Credit and interest rate – Next frontier for crypto

Key takeaways

  • Interest rate and credit markets could be the last piece of the puzzle to complete the whole cryptocurrency ecosystem.
  • Interest rate derivatives could be the next frontier for the crypto industry, especially for exchanges.
  • Staking yields could be one of the metrics to measure the risk and volatility of a specific token.

 

Overview

Crypto lending and staking have been getting more market attention these days. Thanks to the rapid growth of DeFi and the product innovation from crypto exchanges and wallets, more crypto market participants are now able to diversify their portfolio with such products or earn passive income by staking, saving, and lending.

This segment of the crypto space may still be green and in its early stage of wider adoption. Yet, ultimately, this sector could evolve into one of the most critical parts of the broader crypto space and provide some vital information to the markets, and that is interest rates.

Market participants may able to give a more precise valuation and assessment for coins and tokens based on their interest rates, similar to what we have been doing in the traditional markets. Interest rates of a company or a country is a vital indicator of its financial health.

Product developers may also be able to build new derivative products based on interest rates, such as options of EOS’s staking rate, or interest rate swap like what has been commonly trading in the fixed income markets.

This article will explore the initial stage of the crypto interest rate space, and what this sub-sector of the broader cryptocurrency space could tell us. Also, we will envision how a matured interest rate markets in crypto could shape the future of trading.

 

The yield of crypto staking

The concept of earning interest with cryptocurrency did not take off until recent years, and staking is one of the ways to make interest and could generate extra income for investors. 2019 was a robust year for staking, and that trend has continued before the market crash in March. Now, we see that the staking market has been gradually recovering.

Source: Staking Rewards

Although investors may able to find attractive returns by contributing to the PoS network of an asset, increasing the efficiency of the blockchain, however, the yield here could be various.

Source: Staking Rewards; Messari

Interestingly, we can see that higher yield assets, usually with relatively weak Sharpe ratios, which means the asset itself has a lower risk-adjusted return. For example, the staking yield of IOST has reached 10.41%, which could be attractive for many investors. However, both the 30-day and 1-year Sharpe ratios of IOST were in negative. In the textbook, a Sharpe ratio is negative when the investment return is lower than the risk-free rate. Comparatively, XTZ offers a much lower reward rate (5.72%) than IOST, but both XTZ’s Sharpe ratios were at least positive.

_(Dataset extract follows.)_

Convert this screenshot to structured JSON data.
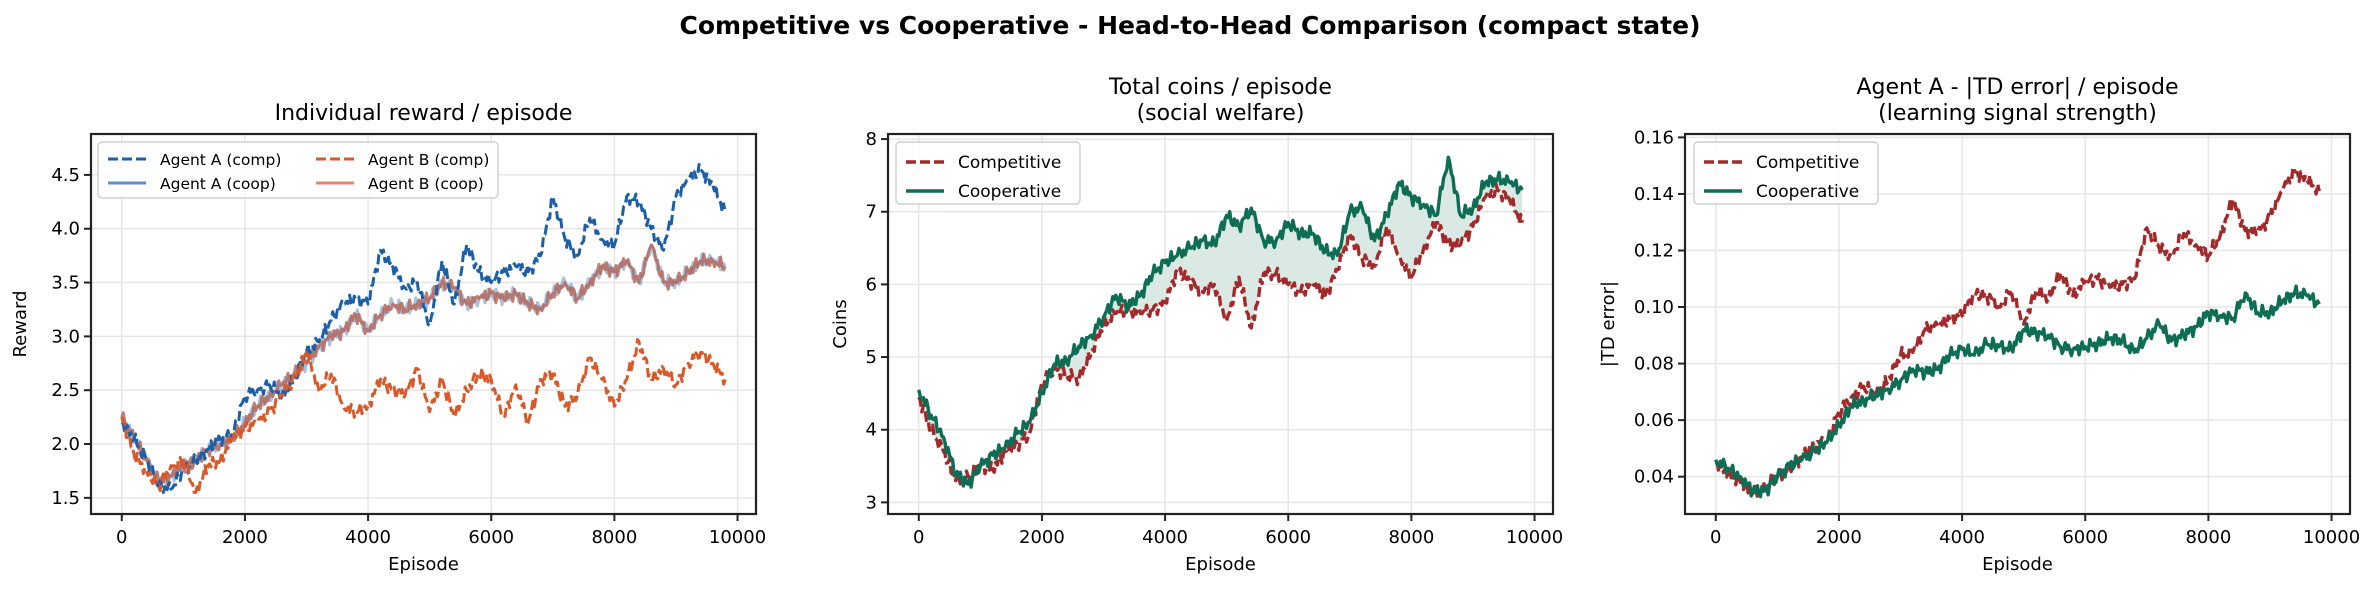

Of course, other factors could affect the yield and returns, such as the inflation rate, the price volatility of that token. Investors may also want to put market conditions under consideration.

 

The credit markets

Crypto loan is another area that has drawn quite an attention. Again, investors may find the yields could be vastly different across service providers, and below is just one of the many examples.

Source: Loanscan

On top of that, these interest rates were floating. It means they change from time to time according to market conditions. These changes sometime could be fluctuating, even volatile.

Source: Loanscan

We believe that the market may continue to see these rate fluctuations in the future, given that cryptocurrency remained a relatively volatile asset class compared to conventional assets (although oil has reached USD 0 before BTC). However, from a longer-term perspective, the market could expect these fluctuations to slow down gradually, as the lending market continues to mature and increasing participants in crypto investing.

 

Looking ahead

The crypto credit market has been one of the fastest-growing areas within the cryptocurrency space. Reports from Credmark shows that the entire crypto lending industry expanded 52% in 4Q19, and the active debt grew 474% in 2019.

At the same time, analysts believe that the strong performance of the staking market could carry forward to 2020, as a wide range of PoS blockchain projects is expected to hit the market and the thriving expansion of the related infrastructure.

We foresee that the interest rate and credit markets could become a gamechanger for the broader cryptocurrency space; its impact could be in multiple layers.

Better price discovery – In the traditional finance world, debt and credit markets are some of the key micro factors which impact on price discovery on securities. A company with a lower credit rating usually can only issue high-yield bonds, because of its higher risk of default. Investors could put this factor in their consideration when it comes to giving a valuation of the company. In other words, this extra piece of information could further improve the price discovery of the company. The same idea could also be bought into the crypto space. If we have matured credit and interest rate markets in crypto, interest rates may able to provide investors a complete picture when it comes to pricing a coin/token.

Interest rate derivatives – Exchange houses may able to develop new kinds of derivative products based on crypto's interest rates. Such products allow traders to hedge or gain exposure to risk within the PoS protocol and may able to help savers to hedge against interest rate changes.

Complete the crypto space – The credit market has been one of the most critical elements of the modern financial system, and still, it is today. A sophisticated credit market in crypto may be the last piece of the puzzle to complete the crypto picture, which could warrant the future growth of cryptocurrency, no matter as an asset class or the whole ecosystem.